With your equation, eventually you'll get to the point where you have $$ \tag{1}{1\over x^2}= {1\over x}. $$ At this point, if you want to "cancel the $x$'s", you could multiply both sides by $x^2$ as long as $x^2\ne0$. You need to consider what happens when $x=0$ separately.

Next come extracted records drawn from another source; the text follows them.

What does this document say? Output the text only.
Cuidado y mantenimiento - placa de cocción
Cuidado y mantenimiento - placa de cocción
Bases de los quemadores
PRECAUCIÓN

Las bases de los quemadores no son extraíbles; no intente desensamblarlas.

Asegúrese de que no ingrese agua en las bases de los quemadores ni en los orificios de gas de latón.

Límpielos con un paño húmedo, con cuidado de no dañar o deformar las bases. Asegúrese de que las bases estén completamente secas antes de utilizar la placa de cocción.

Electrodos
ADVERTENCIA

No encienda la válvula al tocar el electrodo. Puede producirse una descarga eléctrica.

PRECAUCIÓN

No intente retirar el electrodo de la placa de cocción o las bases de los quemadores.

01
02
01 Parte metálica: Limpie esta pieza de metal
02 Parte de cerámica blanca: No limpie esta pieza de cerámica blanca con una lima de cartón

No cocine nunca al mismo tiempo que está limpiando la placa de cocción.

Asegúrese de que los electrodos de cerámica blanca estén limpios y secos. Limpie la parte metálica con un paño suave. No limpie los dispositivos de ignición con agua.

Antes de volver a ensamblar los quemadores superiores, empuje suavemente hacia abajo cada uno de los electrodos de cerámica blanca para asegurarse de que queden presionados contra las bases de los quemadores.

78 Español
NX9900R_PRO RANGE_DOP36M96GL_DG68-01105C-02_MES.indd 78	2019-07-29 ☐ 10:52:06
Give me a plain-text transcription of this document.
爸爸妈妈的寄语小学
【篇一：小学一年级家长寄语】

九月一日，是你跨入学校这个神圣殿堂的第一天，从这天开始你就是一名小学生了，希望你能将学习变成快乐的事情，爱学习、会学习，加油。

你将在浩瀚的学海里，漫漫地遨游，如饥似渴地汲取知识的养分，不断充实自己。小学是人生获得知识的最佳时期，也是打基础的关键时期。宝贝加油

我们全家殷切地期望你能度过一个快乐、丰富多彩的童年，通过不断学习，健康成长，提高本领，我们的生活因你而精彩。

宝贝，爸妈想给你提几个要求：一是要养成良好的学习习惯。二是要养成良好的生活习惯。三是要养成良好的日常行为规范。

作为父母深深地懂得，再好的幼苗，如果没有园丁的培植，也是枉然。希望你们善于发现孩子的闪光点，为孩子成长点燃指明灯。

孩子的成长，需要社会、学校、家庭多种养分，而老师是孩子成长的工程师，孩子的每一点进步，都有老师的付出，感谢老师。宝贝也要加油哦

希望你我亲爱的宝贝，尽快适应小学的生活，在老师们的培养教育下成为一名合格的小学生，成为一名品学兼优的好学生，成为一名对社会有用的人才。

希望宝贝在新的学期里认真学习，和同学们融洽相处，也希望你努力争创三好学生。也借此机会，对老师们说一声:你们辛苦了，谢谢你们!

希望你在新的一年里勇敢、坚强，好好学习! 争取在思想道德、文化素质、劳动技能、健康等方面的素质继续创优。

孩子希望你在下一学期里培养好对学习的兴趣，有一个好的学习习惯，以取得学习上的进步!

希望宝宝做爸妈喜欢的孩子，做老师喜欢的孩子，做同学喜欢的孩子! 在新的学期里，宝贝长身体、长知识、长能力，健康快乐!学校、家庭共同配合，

$x=0$ is not a solution of (1) in this case, so the solutions of (1) are the non-zero solutions of $$ 1=x. $$ If you multiplied both sides of (1) by $x^3$, the solutions would be the non-zero solutions of $$ x=x^2. $$

Your text made an error, most probably, at this stage...

1

$$\frac{1}{x^2} - 1 = \frac{1}{x} -1$$

$$\frac{1}{x^2} = \frac{1}{x} $$

$$x^2-x=0$$

$$x(x-1)=0$$

The solutions are $x=1$ or $x=0$.

  • 1
    $x=0$ cannot be a solution.2011-12-27
  • 0
    You multiplied both sides by $x^3$ which introduced the non-solution $x=0$.2011-12-27
  • 1
    $x=0$ cannot be a solution since one cannot divide by zero.2011-12-27
  • 0
    @matt: From $x^2=x$ we can get the result $x=0$, but it's not in the domain of the function.2011-12-27
  • 0
    @ZevChonoles: No, I multiplied both sides as $x \cdot 1 = x^2 \cdot 1$ .2011-12-27
  • 0
    @Gigili: Multiplying both sides of $\frac{1}{x^2}=\frac{1}{x}$ by $x$ gives $$\frac{1}{x}=1$$ Multiplying both sides by $x^2$ gives $$1=x$$ Multiplying both sides by $x^3$ gives $$x=x^2$$2011-12-27
  • 0
    @ZevChonoles: I learned them at school, I didn't multiply the sides by any of them, What I did was multiplying the first numerator by the second denominator and the other way around.2011-12-27
  • 2
    @Gigili: The method of transforming the equation $\frac ab=\frac cd$ to $ad=bc$ consists of multyplying both sides by the product $bd$ of the denominators, even if you may not be aware of this. If the denominators are non constant, then this multiplication will in general introduce spurious solutions for which $b=d=0$, which is of course forbidden in the original problem; in the current case it introduces $x=0$. The method *may* also introduce spurious solutions where only one of $b,d$ is zero (depending on the expressions $a,c$).2011-12-27
0

$$\frac{1}{x^2} - 1 = \frac{1}{x} -1$$

$$\frac{1}{x^2} = \frac{1}{x} $$

multiply by x suppose that $x \ne0$

$$x^2-x=0$$

$$x(x-1)=0$$

The unique solution is $x=1$ solution $x=0$ is excluded.